FFARs were the primary armament of many USAF interceptor aircraft in the early 1950s, including the F-86D, F-89, and F-94C. They were also carried by the F-102 Delta Dagger to supplement its guided missile armament.
The Mighty Mouse was to prove a poor aerial weapon. Although it was powerful enough to destroy a bomber with a single hit, its accuracy was abysmal. Its spin rate was not high enough to compensate for the effects of wind and gravity drop, and the rockets dispersed widely on launch: a volley of 24 rockets would cover an area the size of a football field.
As a result, by the late 1950s it had been largely abandoned as an aircraft weapon in favor of the true air-to-air missiles then becoming available.
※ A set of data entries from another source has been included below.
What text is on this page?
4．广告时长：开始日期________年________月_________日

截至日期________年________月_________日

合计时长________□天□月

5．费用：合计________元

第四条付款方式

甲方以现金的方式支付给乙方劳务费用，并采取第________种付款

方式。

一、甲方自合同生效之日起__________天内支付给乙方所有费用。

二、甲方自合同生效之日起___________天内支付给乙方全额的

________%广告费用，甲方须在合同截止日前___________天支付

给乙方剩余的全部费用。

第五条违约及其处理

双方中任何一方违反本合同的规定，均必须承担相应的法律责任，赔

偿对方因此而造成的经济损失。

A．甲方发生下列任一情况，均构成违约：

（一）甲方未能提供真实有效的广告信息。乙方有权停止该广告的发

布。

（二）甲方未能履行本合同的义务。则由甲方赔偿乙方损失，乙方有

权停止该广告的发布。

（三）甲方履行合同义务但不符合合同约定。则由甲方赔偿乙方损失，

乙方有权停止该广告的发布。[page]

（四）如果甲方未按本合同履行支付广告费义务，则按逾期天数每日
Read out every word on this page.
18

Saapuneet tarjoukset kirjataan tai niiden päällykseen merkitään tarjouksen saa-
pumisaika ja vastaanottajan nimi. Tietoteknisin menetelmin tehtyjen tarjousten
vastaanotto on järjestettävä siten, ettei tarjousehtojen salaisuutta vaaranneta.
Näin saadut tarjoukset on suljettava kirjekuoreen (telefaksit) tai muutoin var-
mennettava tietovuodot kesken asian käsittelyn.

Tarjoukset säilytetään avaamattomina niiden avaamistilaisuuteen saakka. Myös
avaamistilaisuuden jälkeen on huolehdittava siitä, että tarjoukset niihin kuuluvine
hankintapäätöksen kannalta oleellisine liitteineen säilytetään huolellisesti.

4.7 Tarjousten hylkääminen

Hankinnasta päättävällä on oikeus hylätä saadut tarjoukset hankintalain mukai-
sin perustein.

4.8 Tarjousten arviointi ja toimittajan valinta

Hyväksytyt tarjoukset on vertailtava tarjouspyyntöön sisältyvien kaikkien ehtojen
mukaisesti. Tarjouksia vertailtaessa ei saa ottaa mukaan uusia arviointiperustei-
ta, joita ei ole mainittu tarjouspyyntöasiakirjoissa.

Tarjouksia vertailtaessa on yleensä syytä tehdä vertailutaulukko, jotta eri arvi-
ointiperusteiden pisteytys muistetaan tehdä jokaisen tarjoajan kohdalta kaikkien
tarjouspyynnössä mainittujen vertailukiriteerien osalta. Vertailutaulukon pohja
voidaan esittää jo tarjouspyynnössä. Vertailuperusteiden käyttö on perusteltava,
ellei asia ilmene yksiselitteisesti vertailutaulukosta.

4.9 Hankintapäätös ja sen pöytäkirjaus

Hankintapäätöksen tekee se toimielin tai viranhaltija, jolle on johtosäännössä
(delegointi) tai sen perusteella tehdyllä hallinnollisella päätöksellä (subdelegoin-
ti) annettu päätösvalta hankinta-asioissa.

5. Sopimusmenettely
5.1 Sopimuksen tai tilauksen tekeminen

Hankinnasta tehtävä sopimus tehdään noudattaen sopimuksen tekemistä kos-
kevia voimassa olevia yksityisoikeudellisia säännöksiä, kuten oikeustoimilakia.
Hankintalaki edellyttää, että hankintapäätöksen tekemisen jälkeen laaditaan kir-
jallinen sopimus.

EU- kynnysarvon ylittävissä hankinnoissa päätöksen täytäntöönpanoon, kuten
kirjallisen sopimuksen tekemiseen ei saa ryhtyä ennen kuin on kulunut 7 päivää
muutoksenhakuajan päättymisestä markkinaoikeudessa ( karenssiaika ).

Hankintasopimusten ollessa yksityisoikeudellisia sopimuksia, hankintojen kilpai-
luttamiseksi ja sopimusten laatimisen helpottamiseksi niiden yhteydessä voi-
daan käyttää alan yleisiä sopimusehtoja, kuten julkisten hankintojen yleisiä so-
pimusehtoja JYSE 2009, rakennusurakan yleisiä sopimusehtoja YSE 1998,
The Mk 4 found other uses, however, as an air-to-ground weapon, particularly for the new breed of armed helicopter. A volley of FFARs was as devastating as a heavy cannon with far less weight and recoil, and in the ground-attack role its marginal long-range accuracy was less important. It was fitted with a more powerful motor to become the Mk 4/40. Pods (typically carrying seven or 19 rockets) were created for various applications, and a wide variety of specialized warheads were developed for anti-personnel, anti-tank, and target-marking use.
The FFAR has been developed into the modern Hydra 70 series, which is still in service.